Friday 4 December 2015

Travel is good for the soul

A super quick blogpost, as it's easier than trying to abbreviate to a Tweet!

"Travel is good for the soul" is a phrase that rings true to me. I like getting out and about,  having new experiences, seeing new things.

We also know that people are generally content to commute for up to an hour in each direction (whether by foot, cycle, bus, car or train). I suspect that people are unhappy if they don't get some travelling done most days.

How can our desire to travel, and maybe an innate need to get out and about, be squared with reducing our travel-related carbon footprint?

1. Separate 'travel' from 'delivery'.
a) If I walk to a local charity shop and buy a pair of second-hand jeans there, I can cut out a motorised journey to a shopping centre, or a delivery van being driven to my home following my online purchase. The jeans are likely to have been delivered, maybe on foot, to the shop by a local resident from their home, rather than being transported from a manufacturing company overseas to a wholesaler to a retailer, then taken home by me.
b) If some of the food I buy has been grown locally rather than abroad, I have reduced energy consumption on delivery.
c) Ask your cafe to serve you your coffee in washable crockery rather than disposable, reducing in a small way the number of journeys delivering consumables to the cafe and delivering waste to recycling/landfill.

2. Think about what you want to see and why.
Do you really benefit by going to New York as a Londoner?
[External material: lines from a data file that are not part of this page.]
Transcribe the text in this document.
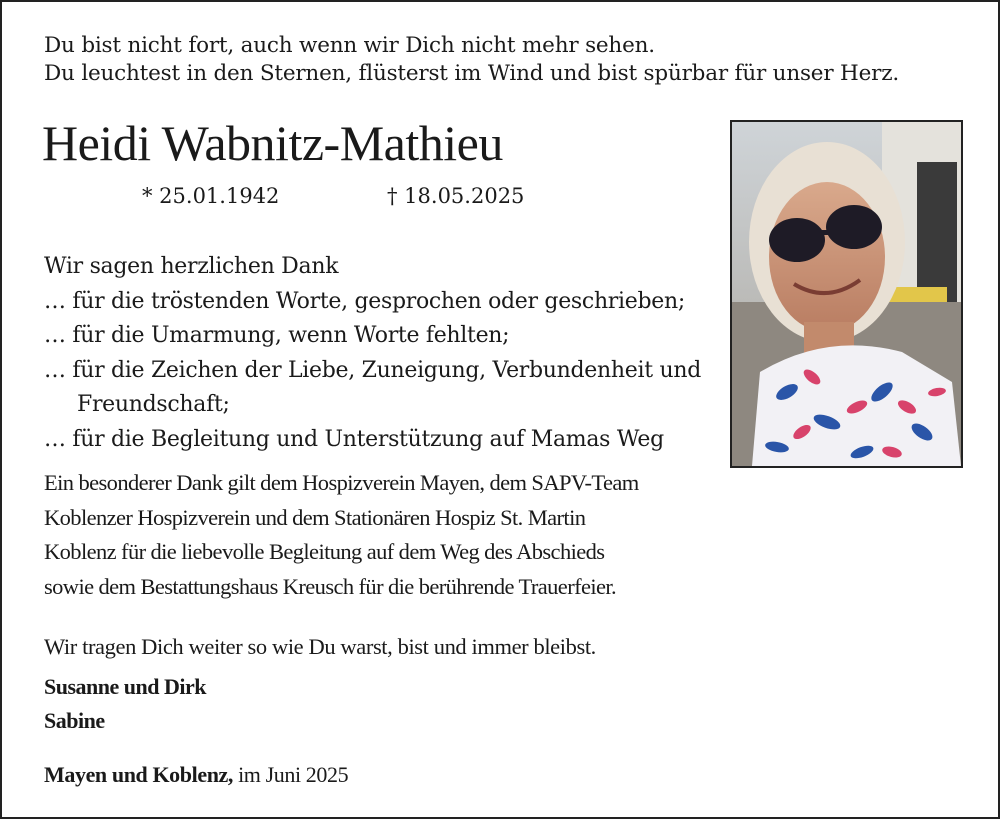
Du bist nicht fort, auch wenn wir Dich nicht mehr sehen.
Du leuchtest in den Sternen, flüsterst im Wind und bist spürbar für unser Herz.
Heidi Wabnitz-Mathieu
* 25.01.1942	† 18.05.2025
Wir sagen herzlichen Dank
… für die tröstenden Worte, gesprochen oder geschrieben;
… für die Umarmung, wenn Worte fehlten;
… für die Zeichen der Liebe, Zuneigung, Verbundenheit und
Freundschaft;
… für die Begleitung und Unterstützung auf Mamas Weg
Ein besonderer Dank gilt dem Hospizverein Mayen, dem SAPV-Team
Koblenzer Hospizverein und dem Stationären Hospiz St. Martin
Koblenz für die liebevolle Begleitung auf dem Weg des Abschieds
sowie dem Bestattungshaus Kreusch für die berührende Trauerfeier.
Wir tragen Dich weiter so wie Du warst, bist und immer bleibst.
Susanne und Dirk
Sabine
Mayen und Koblenz, im Juni 2025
Might you get the same adventures being a tourist in your own backyard? Book a hotel near where you live, do some of the tourist things you haven't done locally, walking and cycling around lots, eat at restaurants you wouldn't normally eat in, join a tourist walk or ride.

Look closer at where you live; maybe get into pavement geology! Might an hour wandering around identifying local trees nurture your soul as much as a trip to Kew Gardens?

3. I'm sure there are loads more things, but as I said this is a quick reply to a tweet. Feel free to add more in the comments section though!